One of the most outstanding sets of cases and, for me, most moving and awe-inspiring is concerned with the holocaust and the way we young Israelis, who did not experience its horrors first-hand, deal with its memory. Several of the people who worked in my groups are children of concentration-camp survivors; but they are not the only ones haunted by holocaust recollections, which come to mind readily when the threat of war comes to the foreground.
Two recent periods in the history of Israel were specifically mentioned in relation to the holocaust. One was the waiting period before the 1967 war. For long weeks before the outbreak of this war, the impression was that the Arabs were mobilizing their forces from all directions, threatening war, while our then small country fortified itself against this forthcoming attack.
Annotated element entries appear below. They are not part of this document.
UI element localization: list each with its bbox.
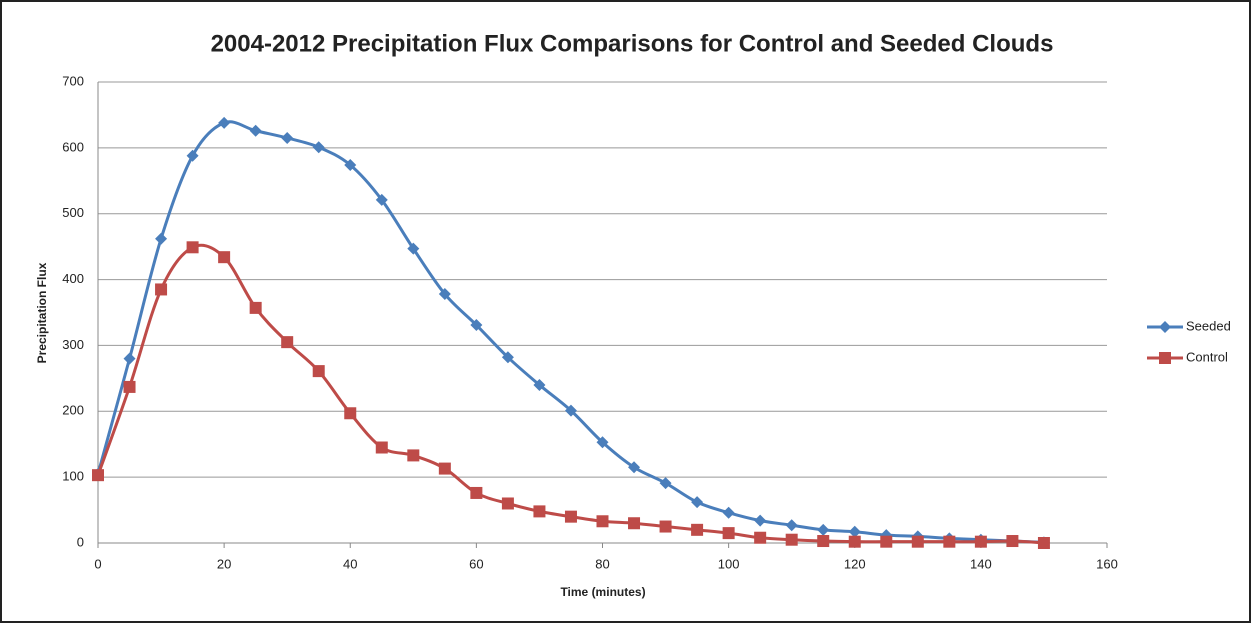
data-point: [817, 523, 830, 536]
data-point: [281, 131, 294, 144]
y-tick-label: 400: [62, 271, 84, 286]
data-point: [754, 531, 767, 544]
data-point: [722, 527, 735, 540]
data-point: [438, 462, 451, 475]
data-point: [375, 441, 388, 454]
data-point: [470, 319, 483, 332]
x-tick-label: 120: [844, 556, 866, 571]
data-point: [407, 449, 420, 462]
x-tick-label: 80: [595, 556, 609, 571]
data-point: [722, 506, 735, 519]
data-point: [817, 535, 830, 548]
x-tick-label: 140: [970, 556, 992, 571]
data-point: [438, 288, 451, 301]
data-point: [344, 158, 357, 171]
data-point: [123, 352, 136, 365]
y-axis-title: Precipitation Flux: [35, 262, 49, 363]
data-point: [533, 505, 546, 518]
data-point: [785, 519, 798, 532]
data-point: [218, 116, 231, 129]
data-point: [312, 141, 325, 154]
data-point: [533, 378, 546, 391]
data-point: [596, 436, 609, 449]
legend-label: Seeded: [1186, 318, 1231, 333]
data-point: [407, 242, 420, 255]
x-tick-label: 160: [1096, 556, 1118, 571]
x-tick-label: 100: [718, 556, 740, 571]
data-point: [344, 407, 357, 420]
x-axis-title: Time (minutes): [560, 585, 645, 599]
data-point: [628, 517, 641, 530]
data-point: [470, 486, 483, 499]
data-point: [911, 535, 924, 548]
data-point: [564, 510, 577, 523]
y-tick-label: 600: [62, 139, 84, 154]
data-point: [943, 535, 956, 548]
data-point: [123, 380, 136, 393]
data-point: [249, 124, 262, 137]
y-tick-label: 700: [62, 73, 84, 88]
data-point: [659, 520, 672, 533]
data-point: [564, 404, 577, 417]
legend-marker: [1159, 321, 1171, 333]
legend-marker: [1159, 352, 1171, 364]
data-point: [155, 283, 168, 296]
data-point: [501, 497, 514, 510]
y-tick-label: 100: [62, 469, 84, 484]
x-tick-label: 0: [94, 556, 101, 571]
data-point: [218, 251, 231, 264]
data-point: [596, 515, 609, 528]
x-tick-label: 20: [217, 556, 231, 571]
data-point: [691, 496, 704, 509]
data-point: [848, 535, 861, 548]
data-point: [848, 525, 861, 538]
legend-label: Control: [1186, 349, 1228, 364]
data-point: [281, 336, 294, 349]
x-tick-label: 40: [343, 556, 357, 571]
data-point: [155, 232, 168, 245]
data-point: [1037, 537, 1050, 549]
data-point: [628, 461, 641, 474]
data-point: [785, 533, 798, 546]
x-tick-label: 60: [469, 556, 483, 571]
data-point: [880, 535, 893, 548]
data-point: [1006, 535, 1019, 548]
data-point: [186, 241, 199, 254]
data-point: [691, 523, 704, 536]
data-point: [375, 193, 388, 206]
data-point: [186, 149, 199, 162]
data-point: [312, 365, 325, 378]
data-point: [659, 477, 672, 490]
data-point: [501, 351, 514, 364]
y-tick-label: 300: [62, 337, 84, 352]
data-point: [754, 514, 767, 527]
chart-title: 2004-2012 Precipitation Flux Comparisons…: [211, 30, 1054, 57]
y-tick-label: 200: [62, 403, 84, 418]
y-tick-label: 500: [62, 205, 84, 220]
data-point: [92, 469, 104, 482]
data-point: [249, 301, 262, 314]
data-point: [974, 535, 987, 548]
y-tick-label: 0: [77, 534, 84, 549]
Besides building trenches and preparing bomb shelters, people at home felt rather helpless, and many remember this period as one during which memories of the holocaust were brought to mind. Yet, this waiting period ended with a tremendous victory for us, reinforcing the feeling that the holocaust could not be repeated.
On a different note, the holocaust was again mentioned six years later, with the growing awareness of our horrible losses in human life during the Yom Kippur War. As an army commander said at one of the mass funerals: "A whole generation of warriors has been wiped out in three weeks." And, of course, in between these acute crises, some forget, some remember . . . some days more, some days less.